Help the Ukraine
AWS Tutorial 12 - Using Ansible to Quickly Fix Your Server's TCP Connections
The bulk of my coding is actually back end coding and I spent a lot of time dealing with network programming issues. We've been running for years in a data center that I put together and every box was finely tuned. Unfortunately due to the massive issues surrounding Chef, we were never able to maintain boxes automatically so every server became a unique snowflake – well set up and such but I have no idea now what changes we made to tune each server over the years.
And while we still have that data center active, we're now crawling on our AWS boxes and much happier but we're still working the kinks out. This morning I started seeing this appear:
Cannot assign requested address.
It was appearing in the context of our Redis connections. And, sure enough, we had a routine which was creating a handle to redis every, single, time it was handling a url.

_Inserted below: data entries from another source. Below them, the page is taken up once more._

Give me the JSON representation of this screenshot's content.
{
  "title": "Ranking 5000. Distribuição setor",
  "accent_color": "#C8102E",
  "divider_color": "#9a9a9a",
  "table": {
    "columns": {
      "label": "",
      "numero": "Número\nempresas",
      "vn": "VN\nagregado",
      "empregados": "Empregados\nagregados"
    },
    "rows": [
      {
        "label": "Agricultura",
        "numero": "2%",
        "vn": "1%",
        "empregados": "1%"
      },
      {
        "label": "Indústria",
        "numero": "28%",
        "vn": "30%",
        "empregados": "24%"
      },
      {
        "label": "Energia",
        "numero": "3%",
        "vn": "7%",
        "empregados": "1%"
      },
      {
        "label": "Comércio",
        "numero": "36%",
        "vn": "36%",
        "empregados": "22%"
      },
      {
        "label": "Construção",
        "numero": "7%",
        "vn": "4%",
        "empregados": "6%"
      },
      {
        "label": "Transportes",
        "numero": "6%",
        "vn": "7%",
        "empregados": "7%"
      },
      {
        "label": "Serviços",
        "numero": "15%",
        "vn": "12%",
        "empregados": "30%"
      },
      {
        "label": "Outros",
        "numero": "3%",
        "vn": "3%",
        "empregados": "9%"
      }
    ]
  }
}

That's bad. So the easy fix was to pass the connection in from a higher level. But even after that it was still an issue. Some quick research brought me to:
- https://stackoverflow.com/questions/10980850/solveredis-localhost6379-cannot-assign-requested-address
- http://redis4you.com/articles.php?id=012&name=redis
Apparently the recommended solution is to fix a running box with:
echo 1 > /proc/sys/net/ipv4/tcp_tw_reuse
and put the same fix into:
/etc/rc.local
How to Ansible-ize This
Given that we have a bunch of AWS nodes setup, I don't really want to make this change manually so let's script it with Ansible and run it as a role. Here's what to do for the directory where your Ansible stuff resides:
- mkdir -p roles/machine_setup_tcp_tw_reuse/tasks
- touch roles/machine_setup_tcp_tw_reuse/tasks/main.yml
In your main.yml file you want this code:
# this sets it for the machine permanently after the machine restarts
- name: update /etc/rc.local for tcp_tw_reuse (faster tcp recycling) on machines which are servers
lineinfile: dest=/etc/rc.local regexp="^echo 1 > " line="echo 1 > /proc/sys/net/ipv4/tcp_tw_reuse"
# this fixes the current machine state
- name: execute the fix on the currently running machine instance
shell: "echo 1 > /proc/sys/net/ipv4/tcp_tw_reuse"
In your main playbook.yml you want to call this:
- hosts: all
become: yes
remote_user: ubuntu
roles:
- { role: machine_setup_tcp_tw_reuse, tags: machine_setup_tcp_tw_reuse}
How to Run this
You can run this using the following syntax:
ansible-playbook -i inventories/production_actual playbook.yml --tags "machine_setup_tcp_tw_reuse"
How to Verify the Fix
To verify this, you can do what I did:
- ssh into a box
- cat /proc/sys/net/ipv4/tcp_tw_reuse
If you see a 1 there then the fix actually worked.
Notes
The reason for the small level of granularity on this role is that I'm now using Ansible to fix issues on production running hosts. And I wanted to be able to run just this role. Ansible has tagging which I do believe would let me have this embedded within my overall machine_setup task but this felt safer since I'm still a noob at Ansible.